Эта книга – карта тех самых скрытых течений. Ее задача – дать вам инструменты, чтобы видеть не фасад, а несущие конструкции. Понять не то, что говорят люди, а то, какую игру они ведут. Здесь мы будем препарировать реальность, разбирая поступки и решения на составные части: власть, страх, мотивацию и холодный расчет.
Стоит сделать важное уточнение. Этот аналитический текст – сердцевина другой моей книги, «Записки Корпоративного Тролля», где каждая теоретическая модель была обернута в сатирическую историю. «Изнанку успеха» публикуется отдельно для тех, кому нужен чистый концентрат знаний. Для прагматиков, у которых нет времени на художественные отступления, но есть острая потребность понять, как все устроено на самом деле.
Не ищите здесь забавных персонажей или лирических отступлений. Вместо этого вы получите набор отмычек к сложным замкам корпоративного мира. Здесь мы не наблюдаем за игрой – мы изучаем ее правила. Добро пожаловать за кулисы.
Часть 1: Анатомия Лидера: Внутренняя Игра и Власть
Глава 1: Тень Чингисхана: Ошибка, которую повторяют до сих пор
В начале 2000-х, в бурлящем котле постсоветской экономики, я работал под началом человека, которого можно было бы назвать идеальным образцом типажа «Позолоченный Вождь». Формально я был его заместителем, членом правления его разросшегося холдинга. Неформально – частью его «свиты», допущенной в святая святых – на его личную турбазу.

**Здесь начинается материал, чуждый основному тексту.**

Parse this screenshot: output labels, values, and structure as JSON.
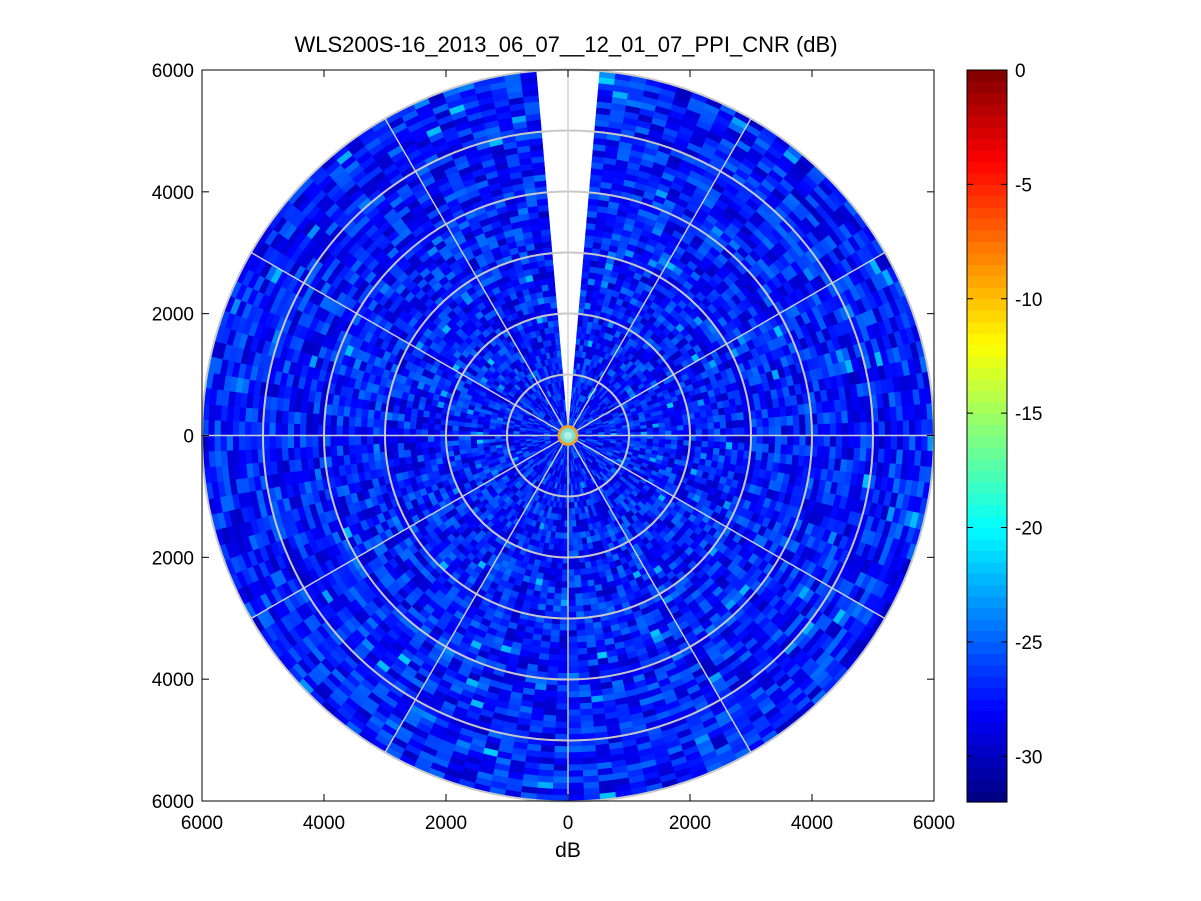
{
  "chart_data": {
    "type": "heatmap",
    "subtype": "polar-ppi",
    "title": "WLS200S-16_2013_06_07__12_01_07_PPI_CNR (dB)",
    "xlabel": "dB",
    "ylabel": "",
    "xlim": [
      -6000,
      6000
    ],
    "ylim": [
      -6000,
      6000
    ],
    "x_ticks": [
      -6000,
      -4000,
      -2000,
      0,
      2000,
      4000,
      6000
    ],
    "y_ticks": [
      -6000,
      -4000,
      -2000,
      0,
      2000,
      4000,
      6000
    ],
    "x_tick_labels": [
      "6000",
      "4000",
      "2000",
      "0",
      "2000",
      "4000",
      "6000"
    ],
    "y_tick_labels": [
      "6000",
      "4000",
      "2000",
      "0",
      "2000",
      "4000",
      "6000"
    ],
    "polar_grid": {
      "range_rings": [
        1000,
        2000,
        3000,
        4000,
        5000,
        6000
      ],
      "spoke_angles_deg": [
        0,
        30,
        60,
        90,
        120,
        150,
        180,
        210,
        240,
        270,
        300,
        330
      ],
      "max_range": 6000
    },
    "missing_sector_deg": [
      355,
      5
    ],
    "data_range_typical": [
      -30,
      -24
    ],
    "colorbar": {
      "colormap": "jet",
      "limits": [
        -32,
        0
      ],
      "ticks": [
        0,
        -5,
        -10,
        -15,
        -20,
        -25,
        -30
      ],
      "tick_labels": [
        "0",
        "-5",
        "-10",
        "-15",
        "-20",
        "-25",
        "-30"
      ]
    }
  }
}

Именно эта турбаза была не просто местом отдыха, а настоящей метафорой его личности и стиля управления. Это было его феодальное владение в самом прямом смысле: на огромной территории, помимо его дома, стоял еще один, не менее внушительный, где отдыхала его предыдущая семья – взрослые дети от первого брака со своими супругами и детьми. Весь его клан, прошлый и настоящий, находился под его рукой, на его земле, питаясь от его ресурсов. Это была не просто база отдыха; это был его личный Версаль, где он, подобно монарху, собирал свой двор, чтобы демонстрировать власть и требовать преклонения. Для него было неважно, что происходит с бизнесом, главное, чтобы здесь, в его мире, ритуал поклонения не прерывался.
Портрет: Продукт Эпохи.
Наш Вождь был продуктом своей эпохи, человеком, чья биография идеально иллюстрирует превращение советского дельца в капиталистического магната. Еще в Советском Союзе он работал на крупных промышленных предприятиях, где научился главному – искусству «решать вопросы». Его умение находить лазейки в системе и договариваться с нужными людьми едва не привели его к уголовному делу, заставив спешно сменить место жительства.

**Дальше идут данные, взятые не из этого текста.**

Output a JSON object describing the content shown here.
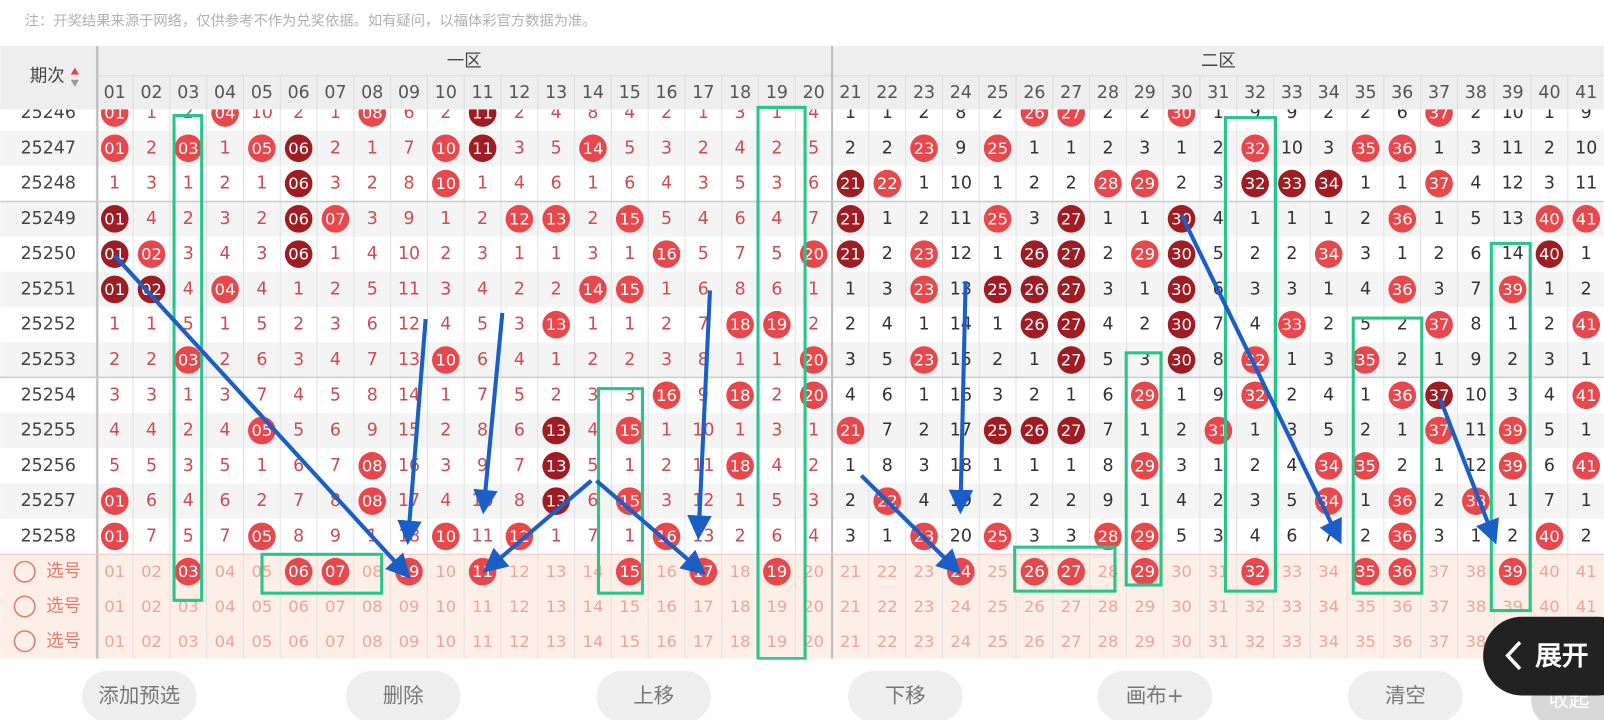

Но то, что было недостатком в плановой экономике, стало его главным преимуществом в хаосе 1990-х. Негативные качества – оппортунизм, готовность к риску, презрение к формальным правилам и способность манипулировать – превратились в позитивные. Он оказался в нужное время в нужном месте, сумев стать акционером вновь создаваемого предприятия нового направления развития отрасли. В последующие годы, используя комбинацию легальных схем и административного ресурса, он методично наращивал свой пакет акций, пока не довел его до контрольного.
С психологической точки зрения, Вождь представлял собой классический пример того, что в темной триаде личности называют сочетанием нарциссизма и макиавеллизма. Он обладал грандиозным чувством собственной важности и требовал беспрекословного восхищения. В то же время он был расчетливым манипулятором, для которого люди были лишь инструментами для достижения целей. Его патерналистский стиль управления сочетался с тотальным контролем над ресурсами и доступом к «телу».
Ритуал на реке и Теория двух факторов.
С вечера пятницы по утро понедельника мы, его топ-менеджеры, проходили сложный ритуал, центральным элементом которого была утренняя рыбалка. Если ты, после ночи разговоров и возлияний, мог, не ложась спать, в пять утра отправиться с боссом на реку, ты подтверждал свою лояльность.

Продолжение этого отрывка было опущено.